Belfast Telegraph

Children as young as seven attack police as riot flares at rally

By Brendan McDaid

Children as young as seven or eight were involved in rioting at a dissident republican Easter commemoration.

The trouble in Londonderry on Monday raised the spectre of another generation of children in Northern Ireland becoming embroiled in violence.

In scenes reminiscent of the height of the Troubles, children of primary school age and young teenagers used bricks, bottles and stones to attack a moving convoy of PSNI Land Rovers near Derry's City Cemetery.

The attacks occurred at the Iniscarin Crescent entrance to the cemetery as a crowd of around 200, including men in paramilitary uniform, gathered for the 32 County Sovereignty Movement's annual wreath-laying ceremony and rally.

The youths, some wearing balaclavas or scarves to obscure their faces, showed no fear as they ran up to kick the slow-moving vehicles and thump the Perspex windows and side panels.

In one incident, a boy of around 10 managed to tear the wing mirror off one of the armoured vehicles.

Police said the child violence was "a sad indictment" of the organisers and participants.

Officers had read out warnings that the gathering was illegal from inside one of the convoy vehicles as it did several laps of a roundabout. But these warnings went unheeded or unheard amid the shouts of youths and the barrage of missiles.

One such broadcast was also interrupted when the passenger door of a Land Rover was flung open by a youth.

The violent scenes broke out before the Easter commemoration got under way on Monday afternoon.

Hundreds of people turned up for what the PSNI on Monday night claimed was "a small-scale event".

The trouble started at around 2pm when a number of parked police Land Rovers were forced to move off after coming under attack before the more widespread rioting broke out.

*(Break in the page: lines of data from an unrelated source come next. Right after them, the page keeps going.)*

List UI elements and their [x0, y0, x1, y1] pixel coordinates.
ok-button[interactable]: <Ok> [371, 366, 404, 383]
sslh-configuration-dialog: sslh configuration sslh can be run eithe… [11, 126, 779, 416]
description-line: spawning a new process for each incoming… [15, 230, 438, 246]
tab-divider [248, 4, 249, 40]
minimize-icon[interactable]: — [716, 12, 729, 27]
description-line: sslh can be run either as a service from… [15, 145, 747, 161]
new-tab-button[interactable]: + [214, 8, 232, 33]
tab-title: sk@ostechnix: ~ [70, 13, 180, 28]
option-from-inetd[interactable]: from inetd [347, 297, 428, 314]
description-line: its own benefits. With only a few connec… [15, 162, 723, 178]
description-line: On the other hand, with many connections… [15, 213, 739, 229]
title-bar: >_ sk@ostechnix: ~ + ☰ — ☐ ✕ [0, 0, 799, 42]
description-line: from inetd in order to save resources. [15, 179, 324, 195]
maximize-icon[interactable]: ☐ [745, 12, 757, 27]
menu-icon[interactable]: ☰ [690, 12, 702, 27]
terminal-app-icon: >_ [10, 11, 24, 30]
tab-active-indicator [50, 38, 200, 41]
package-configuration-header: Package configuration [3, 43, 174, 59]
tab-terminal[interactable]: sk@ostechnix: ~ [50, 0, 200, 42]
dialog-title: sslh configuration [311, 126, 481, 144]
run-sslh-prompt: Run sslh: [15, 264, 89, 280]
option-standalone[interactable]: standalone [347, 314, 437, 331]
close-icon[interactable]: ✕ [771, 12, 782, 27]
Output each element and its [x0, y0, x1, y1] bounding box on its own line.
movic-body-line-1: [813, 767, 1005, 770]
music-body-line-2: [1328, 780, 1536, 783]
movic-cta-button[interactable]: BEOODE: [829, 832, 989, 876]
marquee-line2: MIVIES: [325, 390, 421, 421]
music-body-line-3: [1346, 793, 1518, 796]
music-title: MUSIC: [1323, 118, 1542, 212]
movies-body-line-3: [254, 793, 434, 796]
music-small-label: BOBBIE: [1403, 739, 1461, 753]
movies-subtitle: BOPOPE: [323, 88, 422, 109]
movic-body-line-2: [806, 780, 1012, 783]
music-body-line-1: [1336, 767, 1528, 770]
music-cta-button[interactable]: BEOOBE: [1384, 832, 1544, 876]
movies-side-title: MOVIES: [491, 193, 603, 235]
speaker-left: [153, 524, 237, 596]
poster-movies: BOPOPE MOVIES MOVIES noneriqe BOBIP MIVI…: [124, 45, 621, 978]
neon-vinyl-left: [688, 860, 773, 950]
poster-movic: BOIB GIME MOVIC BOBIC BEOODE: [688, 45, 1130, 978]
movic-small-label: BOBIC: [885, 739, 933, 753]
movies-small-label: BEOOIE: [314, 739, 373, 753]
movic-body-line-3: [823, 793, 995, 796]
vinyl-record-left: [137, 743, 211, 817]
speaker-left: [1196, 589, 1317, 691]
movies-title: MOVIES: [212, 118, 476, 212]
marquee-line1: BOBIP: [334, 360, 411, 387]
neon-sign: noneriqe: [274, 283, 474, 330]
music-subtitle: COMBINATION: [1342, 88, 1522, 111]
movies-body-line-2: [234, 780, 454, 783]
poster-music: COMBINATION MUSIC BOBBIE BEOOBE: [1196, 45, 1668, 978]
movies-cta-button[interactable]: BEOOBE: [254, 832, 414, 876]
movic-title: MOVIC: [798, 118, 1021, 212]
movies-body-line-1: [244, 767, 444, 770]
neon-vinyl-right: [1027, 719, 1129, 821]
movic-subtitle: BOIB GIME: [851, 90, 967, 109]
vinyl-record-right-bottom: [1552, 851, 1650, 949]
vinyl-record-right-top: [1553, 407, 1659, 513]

Violence also flared briefly during the ceremony itself, which was held at a republican memorial statue of Cuchulainn near the top of the cemetery.

As the Irish Proclamation was read out, a police Land Rover was spotted parked in a residential street which looks down on the cemetery.

A police officer was witnessed filming the ceremony. But he was forced to retreat to the vehicle when a petrol bomb landed beside him.

The police vehicle left the area after it came under a barrage of bricks and missiles.

Despite the episodes on Monday, no one was injured and there had been no arrests as of Monday night.

A PSNI spokesman said they would now begin an investigation into events at the rally.

He said: "Police will be making further inquiries following an illegal parade which took place as part of a small-scale event in the City Cemetery this afternoon.

"Officers issued two verbal warnings to those taking part in the illegal procession.

"While the event passed off without incident, it was extremely concerning to see children, some of whom looked to be under the age of 10, throwing stones at police vehicles. It is a sad indictment on those who organised and were in attendance that this was allowed to happen."